Bovi Ugboma is a Nigerian stand-up comedian, actor, and writer. He has organized popular stand-up comedy concerts like Bovi: Man on Fire across the globe.

== Early life and education ==
Bovi Ugboma was born in Benin City, the capital of Edo State. He attended UNIBEN staff school for his primary education. In 1991, he was enrolled in Government College, Ughelli in Delta State. For disciplinary reasons and fear from his parents of his development as a youth, he was removed from boarding school and transferred to Edokpolor Grammar School in Benin City, where they lived. That move proved unproductive and he moved to his third secondary school, Boys Model Secondary School, Onicha Olona, an all boarding school. After completing his secondary education, he gained admission in Delta State University in 1998, where he studied Theatre Arts.

== Comedy career ==

===2007===
Bovi began his career in April 2007, starring in the sitcom Extended Family, which he also wrote and produced. The show was popular with fans.

===2008–2011===
Bovi was an emerging force in comedy shows and events throughout Nigeria. he made his stand-up comedy debut in Nigeria's premiere comedy franchise, Night of a thousand laughs organized by Opa Williams.

===2013–2014===
Bovi's first stand-up special was held at Eko convention center.
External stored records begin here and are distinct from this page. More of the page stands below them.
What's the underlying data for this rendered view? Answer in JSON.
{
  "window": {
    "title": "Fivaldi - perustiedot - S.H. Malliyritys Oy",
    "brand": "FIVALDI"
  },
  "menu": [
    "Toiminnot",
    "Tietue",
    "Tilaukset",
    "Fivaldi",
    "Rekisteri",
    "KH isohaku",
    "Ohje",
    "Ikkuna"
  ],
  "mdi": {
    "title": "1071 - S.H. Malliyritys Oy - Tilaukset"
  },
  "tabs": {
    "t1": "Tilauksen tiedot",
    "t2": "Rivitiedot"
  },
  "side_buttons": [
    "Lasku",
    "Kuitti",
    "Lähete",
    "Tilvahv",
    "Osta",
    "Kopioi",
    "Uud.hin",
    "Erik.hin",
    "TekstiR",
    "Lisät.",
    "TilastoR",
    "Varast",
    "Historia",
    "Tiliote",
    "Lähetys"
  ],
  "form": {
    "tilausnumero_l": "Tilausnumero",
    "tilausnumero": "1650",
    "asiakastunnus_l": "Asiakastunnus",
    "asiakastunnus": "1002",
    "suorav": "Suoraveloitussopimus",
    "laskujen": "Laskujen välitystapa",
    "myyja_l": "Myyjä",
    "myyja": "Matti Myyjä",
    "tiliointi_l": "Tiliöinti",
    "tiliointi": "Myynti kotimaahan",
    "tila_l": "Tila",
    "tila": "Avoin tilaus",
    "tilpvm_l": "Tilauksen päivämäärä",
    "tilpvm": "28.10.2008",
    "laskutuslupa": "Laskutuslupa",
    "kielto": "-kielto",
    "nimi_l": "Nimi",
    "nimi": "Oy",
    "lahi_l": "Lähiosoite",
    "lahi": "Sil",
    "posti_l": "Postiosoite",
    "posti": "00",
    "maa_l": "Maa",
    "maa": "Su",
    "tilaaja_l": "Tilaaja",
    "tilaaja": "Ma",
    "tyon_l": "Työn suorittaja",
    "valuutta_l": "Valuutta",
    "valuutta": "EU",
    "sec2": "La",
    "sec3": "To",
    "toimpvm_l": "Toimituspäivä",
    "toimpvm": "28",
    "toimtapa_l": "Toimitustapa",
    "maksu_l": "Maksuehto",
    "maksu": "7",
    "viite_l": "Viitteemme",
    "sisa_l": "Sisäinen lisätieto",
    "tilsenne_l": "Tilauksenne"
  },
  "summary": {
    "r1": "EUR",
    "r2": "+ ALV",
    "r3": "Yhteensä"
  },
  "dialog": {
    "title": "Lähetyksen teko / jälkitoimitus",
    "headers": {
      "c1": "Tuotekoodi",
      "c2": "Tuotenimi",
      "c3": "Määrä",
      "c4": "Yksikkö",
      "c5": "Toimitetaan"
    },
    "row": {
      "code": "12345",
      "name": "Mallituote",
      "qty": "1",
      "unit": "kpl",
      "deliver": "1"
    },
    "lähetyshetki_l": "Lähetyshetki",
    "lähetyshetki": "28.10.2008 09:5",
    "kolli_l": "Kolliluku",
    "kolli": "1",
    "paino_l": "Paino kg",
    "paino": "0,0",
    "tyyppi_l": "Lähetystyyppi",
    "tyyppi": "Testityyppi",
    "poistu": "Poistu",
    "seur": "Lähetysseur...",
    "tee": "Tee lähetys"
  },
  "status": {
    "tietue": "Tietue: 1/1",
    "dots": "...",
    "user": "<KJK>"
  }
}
He followed it up in 2014 with a sequel titled Bovi: Man on Fire, which featured performances by international music stars Ja Rule and Ashanti. Bovi took the one-man special to several cities in the United States, London, Melbourne, Kyiv, Brisbane, Sydney, Moscow and Toronto.

===2017===
He went on a break for three years after the 2014 edition of the show, after the hiatus, the Man on Fire franchise returned to Lagos and it was the most successful yet. The fourth edition in Lagos held in April 2019 and Bovi said it is the last of the man on Fire franchise. He says his next special will go by another title. Bovi began a series titled Back To School in 2018 which he uploads in his YouTube channel. Bovi has worked alongside other Nigerian comedians such as I Go Dye, I Go Save, Basketmouth, Buchi, Odogwu, Okey Bakassi, Julius Agwu and many others.

===2022===
In July 2022, Bovi held his latest comedy special, Bovi- Naughty By Nature in Lagos and it was sold out two days before the show.

== Movies ==
=== 2015–2018 ===

Bovi premiered his first movie It's Her Day on 9 September 2016. The movie grossed 55 million Naira in the Nigerian box office. In 2016, he starred in the romantic comedy, 4-1-Love as the lead actor.

In 2017, he was nominated for the AMVCA awards as the best actor in comedy; his third individual nomination since the inception of the AMVCA and the fourth from his works. The movie, though lacking in mainstream publicity, went on to have a decent run in the cinemas and grossed 55 million naira at the box office.

=== 2020 ===

In 2020 he starred as a police officer in the remake of the Nollywood classic Nneka the Pretty Serpent.

=== 2021 ===

He also wrote, co-produced and starred in his second film, My Village People. The film went on went on to join the list of 17 Nigerian films to gross100 million naira in the local box office.

==Personal life==
Bovi is married to Kris Asimonye Ugboma, and they have three children.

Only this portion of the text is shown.